Net als in 2009 zal het Stabiliteitsfonds in 2010 worden geconfronteerd met een beperkter budget dan voorgaande jaren, als gevolg van de algemene druk op zowel ODA als HGIS middelen. Vooralsnog zal het totaal budget voor 2010 met ongeveer 82 miljoen euro lager liggen dat het voorgaande jaar. Gezien het grote aantal verzoeken tot een bijdrage vanuit het fonds, zullen duidelijke keuzes voor zowel thematische als regionale invulling gemaakt moeten worden, waarbij de kwaliteit van de uitvoerende organisatie en van het betreffende voorstel uiteraard voorop staan.

Naast de bekende prioritaire landen van het fonds zal in 2010 gekeken worden naar “nieuwe” landen zoals bijvoorbeeld Jemen, Pakistan, Somalië en Zimbabwe.

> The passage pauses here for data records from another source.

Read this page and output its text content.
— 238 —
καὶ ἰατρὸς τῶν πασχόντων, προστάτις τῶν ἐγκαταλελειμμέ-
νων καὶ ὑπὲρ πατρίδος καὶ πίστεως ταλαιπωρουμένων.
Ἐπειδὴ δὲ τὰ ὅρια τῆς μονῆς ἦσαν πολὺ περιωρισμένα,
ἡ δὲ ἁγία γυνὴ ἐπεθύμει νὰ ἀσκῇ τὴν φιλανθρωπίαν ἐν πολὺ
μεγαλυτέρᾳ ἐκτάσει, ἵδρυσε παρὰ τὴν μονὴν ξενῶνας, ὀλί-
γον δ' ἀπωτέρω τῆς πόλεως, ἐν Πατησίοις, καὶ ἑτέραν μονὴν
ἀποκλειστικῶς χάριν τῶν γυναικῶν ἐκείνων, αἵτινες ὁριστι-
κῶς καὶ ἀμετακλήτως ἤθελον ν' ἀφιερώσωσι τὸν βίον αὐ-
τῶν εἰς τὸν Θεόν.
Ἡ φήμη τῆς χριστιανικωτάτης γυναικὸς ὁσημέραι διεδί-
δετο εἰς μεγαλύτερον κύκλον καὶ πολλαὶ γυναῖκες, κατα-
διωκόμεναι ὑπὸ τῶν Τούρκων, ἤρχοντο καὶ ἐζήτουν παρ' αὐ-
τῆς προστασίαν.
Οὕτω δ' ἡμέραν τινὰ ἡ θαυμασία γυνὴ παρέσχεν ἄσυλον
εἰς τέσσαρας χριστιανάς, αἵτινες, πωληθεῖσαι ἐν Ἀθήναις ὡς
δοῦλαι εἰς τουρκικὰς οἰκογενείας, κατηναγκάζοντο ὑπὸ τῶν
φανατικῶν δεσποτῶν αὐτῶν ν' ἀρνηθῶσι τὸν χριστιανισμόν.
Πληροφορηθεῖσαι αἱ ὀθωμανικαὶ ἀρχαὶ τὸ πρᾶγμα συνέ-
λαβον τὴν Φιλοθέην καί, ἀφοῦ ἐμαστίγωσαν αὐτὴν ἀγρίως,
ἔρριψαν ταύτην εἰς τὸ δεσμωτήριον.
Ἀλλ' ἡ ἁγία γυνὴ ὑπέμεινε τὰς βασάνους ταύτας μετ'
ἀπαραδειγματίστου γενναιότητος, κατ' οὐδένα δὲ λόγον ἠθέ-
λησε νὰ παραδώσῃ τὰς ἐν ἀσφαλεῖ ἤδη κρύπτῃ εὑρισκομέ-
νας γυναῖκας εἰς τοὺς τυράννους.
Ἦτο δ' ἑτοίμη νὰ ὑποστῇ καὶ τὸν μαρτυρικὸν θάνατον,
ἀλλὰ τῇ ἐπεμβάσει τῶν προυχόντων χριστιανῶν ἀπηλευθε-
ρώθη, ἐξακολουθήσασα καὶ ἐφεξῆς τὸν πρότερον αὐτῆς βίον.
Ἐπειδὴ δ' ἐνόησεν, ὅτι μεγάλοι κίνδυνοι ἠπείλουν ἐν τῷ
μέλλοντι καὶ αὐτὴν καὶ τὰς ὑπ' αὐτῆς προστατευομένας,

In 2010 zal er naast aandacht voor de bekende thematische activiteiten, zoals SSR, DDR en Transitional Justice & Rule of Law, ook geld gereserveerd worden voor de uitbreiding en inzet van civiele experts via de “korte missie pool”. Dit, gezien de grote toegevoegde waarde van civiele experts in het ondersteunen van het Nederlandse fragiele staten- en veiligheidsbeleid.